Gary Schwartz

President

New Immigration Policy for New-to-Credit

Abstract: Canada’s immigration system is undergoing a structural reset: lower and more stable permanent resident targets, a reduction in temporary residents to below five percent of the population, sharper occupation-based Express Entry categories, tighter integrity controls, and faster processing for high-impact talent. For lenders, this shift moves the market from volume-driven demographic growth to more targeted, skill-aligned inflows. The result should be clearer risk signals, improved borrower quality in key sectors, and a need for more precise underwriting frameworks for newcomers.


What This Means for Lending

I was privileged to be invited to hear the Honourable Lena Metlege Diab, Minister of Immigration, Refugees and Citizenship outline the government’s updated framework. And here it is in a nutshell:

Permanent resident levels are being stabilized. The temporary resident population, including international students and temporary foreign workers, is being reduced to below five percent by 2027. Express Entry is being refined to prioritize healthcare professionals, skilled trades, engineers, researchers, transport workers and certain senior managers. Graduate and PhD students are being favoured, while overall student volumes remain capped. Visa integrity and asylum rules are being tightened. At the same time, high-priority economic talent is being processed more quickly.

We all know that immigration and lending markets are closely linked. Newcomers require housing, transportation, credit cards, insured mortgages and business capital. Financial institutions must assess borrowers who often lack Canadian credit history, present foreign income documentation and operate within defined visa timelines.

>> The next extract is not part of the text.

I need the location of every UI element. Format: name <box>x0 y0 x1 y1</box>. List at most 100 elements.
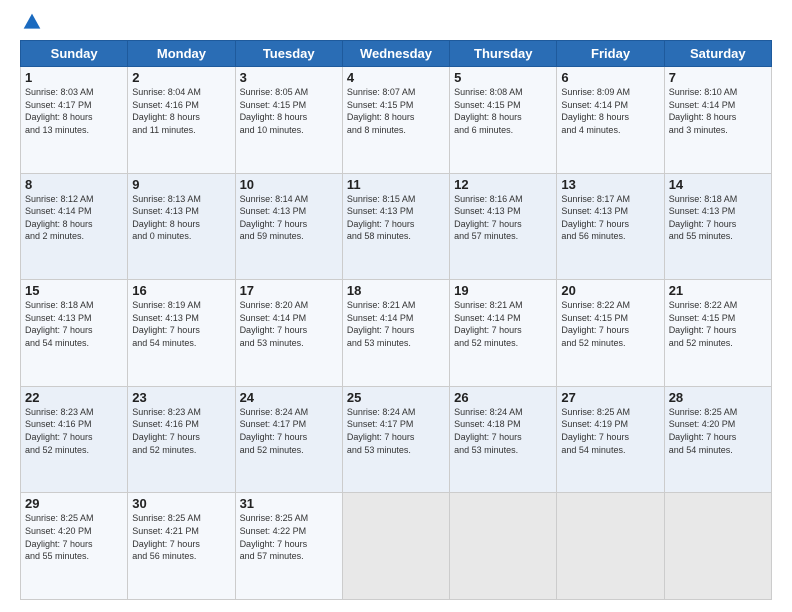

When immigration volumes rise quickly, demand expands but underwriting complexity increases. Visa duration, employment continuity and permanent residency probability become central credit variables.

This new framework changes those dynamics. Why?

  1. Incoming cohorts will be more concentrated in higher-skill and higher-wage occupations. Healthcare workers, tradespeople and engineers typically present stronger income trajectories and employment stability. That can improve portfolio performance, provided lenders properly account for credential recognition and sector-specific employment risk.
  2. Temporary status now carries clearer boundaries. The government has reinforced that temporary residence is not an implicit path to permanence. Lenders must differentiate between short-term status holders and those in defined economic streams with credible residency pathways. Immigration category should become a structured input in underwriting.
  3. Integrity reforms intersect directly with fraud management. Stricter visa screening and documentation controls improve the reliability of immigration status as a risk variable. That does not remove fraud risk, but it enhances the quality of data available to lenders.
  4. Access to credit remains essential for integration. A newcomer without access to responsible credit products struggles to build financial stability. The objective should not be to restrict access, but to align it more precisely with employment sector, income stability and residency trajectory.
  5. This shift should reduce volatility. Housing markets may experience less demand pressure from temporary inflows. Income profiles of new permanent residents may be more predictable. That stability benefits credit modeling.

Immigration policy functions as economic infrastructure. A more targeted framework should allow lenders to extend credit with greater discipline and greater confidence.

Canada is not closing its doors. It is narrowing its focus. For lenders, that shift demands sharper underwriting, better data integration and a more precise approach to serving those who are new to Canada.


Five Key Insights

  1. Targeted Inflows Improve Predictability
    Occupation-specific immigration streams create clearer income and employment signals for underwriting.
  2. Temporary Status Requires Differentiation
    Not all newcomers carry the same residency risk. Immigration category should be a structured credit variable.
  3. Integrity Reforms Support Fraud Mitigation
    Stronger visa and asylum controls improve documentation reliability for KYC and identity verification.
  4. Higher-Skill Cohorts Strengthen Credit Profiles
    Concentration in healthcare, trades and technology may improve long-term portfolio quality.
  5. Access to Credit Remains Central to Integration
    A disciplined immigration system should lead to more structured, not more restrictive, newcomer lending.